Pregunté poco porque el horno no estaba como para bollos. Me miraban con cara de ‘si abrís la boca vuela una cachetada’.

El asunto empezó a suceder varias veces al mes. El nene, más una bolsa bajo el brazo con un pollo recién muerto (a veces era una bolsa de verduras, otra de carne - las curanderas no aceptan plata, pero comida está bien) y una caminata de 5 cuadras, para volver al ratito con el niño dormido como un ángel.

Ahí sí pregunté que cómo sabían cuándo llevarlo y la respuesta me aplastó más todavía: “Es cuando tiene el mal de ojo”. Me pareció imposible. Y encima me explicaron quién le echa ese mal de ojo al nene, pero con la condición de no decírselo a nadie. “Es la otra abuela”, dijeron. “Pero no por maldad, pero viene a ver al nene y lo ve tan divino, tan divino, que sin querer piensa cosas maravillosas y ahí ¡Zas!

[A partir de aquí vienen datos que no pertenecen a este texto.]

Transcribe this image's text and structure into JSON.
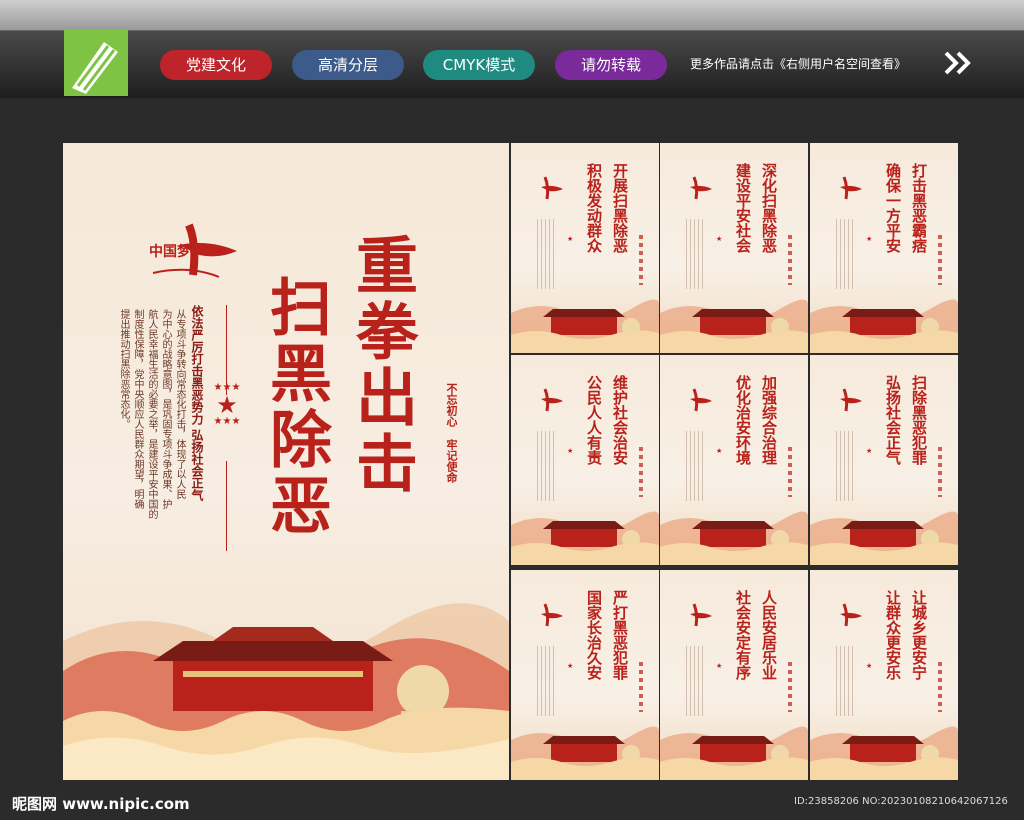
{
  "topbar": {
    "tags": [
      {
        "label": "党建文化",
        "color": "#c0242b"
      },
      {
        "label": "高清分层",
        "color": "#3c5a8a"
      },
      {
        "label": "CMYK模式",
        "color": "#1f8a80"
      },
      {
        "label": "请勿转载",
        "color": "#7a2a9a"
      }
    ],
    "more_text": "更多作品请点击《右侧用户名空间查看》"
  },
  "main_poster": {
    "logo_text": "中国梦",
    "title_line1": "重拳出击",
    "title_line2": "扫黑除恶",
    "slogan_a": "不忘初心",
    "slogan_b": "牢记使命",
    "subtitle": "依法严厉打击黑恶势力 弘扬社会正气",
    "body_col1": "从专项斗争转向常态化打击，体现了以人民",
    "body_col2": "为中心的战略意图，是巩固专项斗争成果、护",
    "body_col3": "航人民幸福生活的必要之举，是建设平安中国的",
    "body_col4": "制度性保障，党中央顺应人民群众期望，明确",
    "body_col5": "提出推动扫黑除恶常态化。"
  },
  "small_posters": [
    {
      "line1": "开展扫黑除恶",
      "line2": "积极发动群众"
    },
    {
      "line1": "深化扫黑除恶",
      "line2": "建设平安社会"
    },
    {
      "line1": "打击黑恶霸痞",
      "line2": "确保一方平安"
    },
    {
      "line1": "维护社会治安",
      "line2": "公民人人有责"
    },
    {
      "line1": "加强综合治理",
      "line2": "优化治安环境"
    },
    {
      "line1": "扫除黑恶犯罪",
      "line2": "弘扬社会正气"
    },
    {
      "line1": "严打黑恶犯罪",
      "line2": "国家长治久安"
    },
    {
      "line1": "人民安居乐业",
      "line2": "社会安定有序"
    },
    {
      "line1": "让城乡更安宁",
      "line2": "让群众更安乐"
    }
  ],
  "footer": {
    "site": "昵图网 www.nipic.com",
    "id_text": "ID:23858206 NO:20230108210642067126"
  }
}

Lo ojea. Pero que ni se te ocurra decirle algo al padre del niño, porque si siente que acusan a su madre de algo así, nos mata”.

Parte de la religión/tradición judía es que nunca nos debemos alegrar ni quejarnos demasiado. Si nos alegramos, es fácil: Dios nos manda alguna desgracia. Si nos quejamos, nos va a mandar algo muchísimo peor, pa’que se enduquen. Como ven, ser judío no es fácil. Ni modo de ganarla.

La otra abuela era algo religiosa y cada vez que alguien decía algo bueno, ella hacía ‘pu, pu, pu’, escupiendo lateralmente para evitar esos desastres. Para todo hay métodos.

¡Pero mi familia no podía creer en esas cosas! Tanto ateísmo, totalmente al cuete. Mi papá estaba furioso con esas idas a la curandera pero se hacía el bobo. Pelear contra mi madre y mi hermana juntas, imposible. El viejo era un pragmático.

Mi teoría (si, llena de teorías a los 11 años) era que en el camino de vuelta, tanto mi madre como mi hermana se tranquilizaban y con la ayuda de esa buena señora del Conventillo Medio Mundo, que le hacía al nene la señal de la cruz y lo salpicaba con vaya a saber qué agua bendita, se calmaban tanto que al final el nene se dormía al no tener a dos mujeres contracturadas tratando de hacerlo dormir a prepo.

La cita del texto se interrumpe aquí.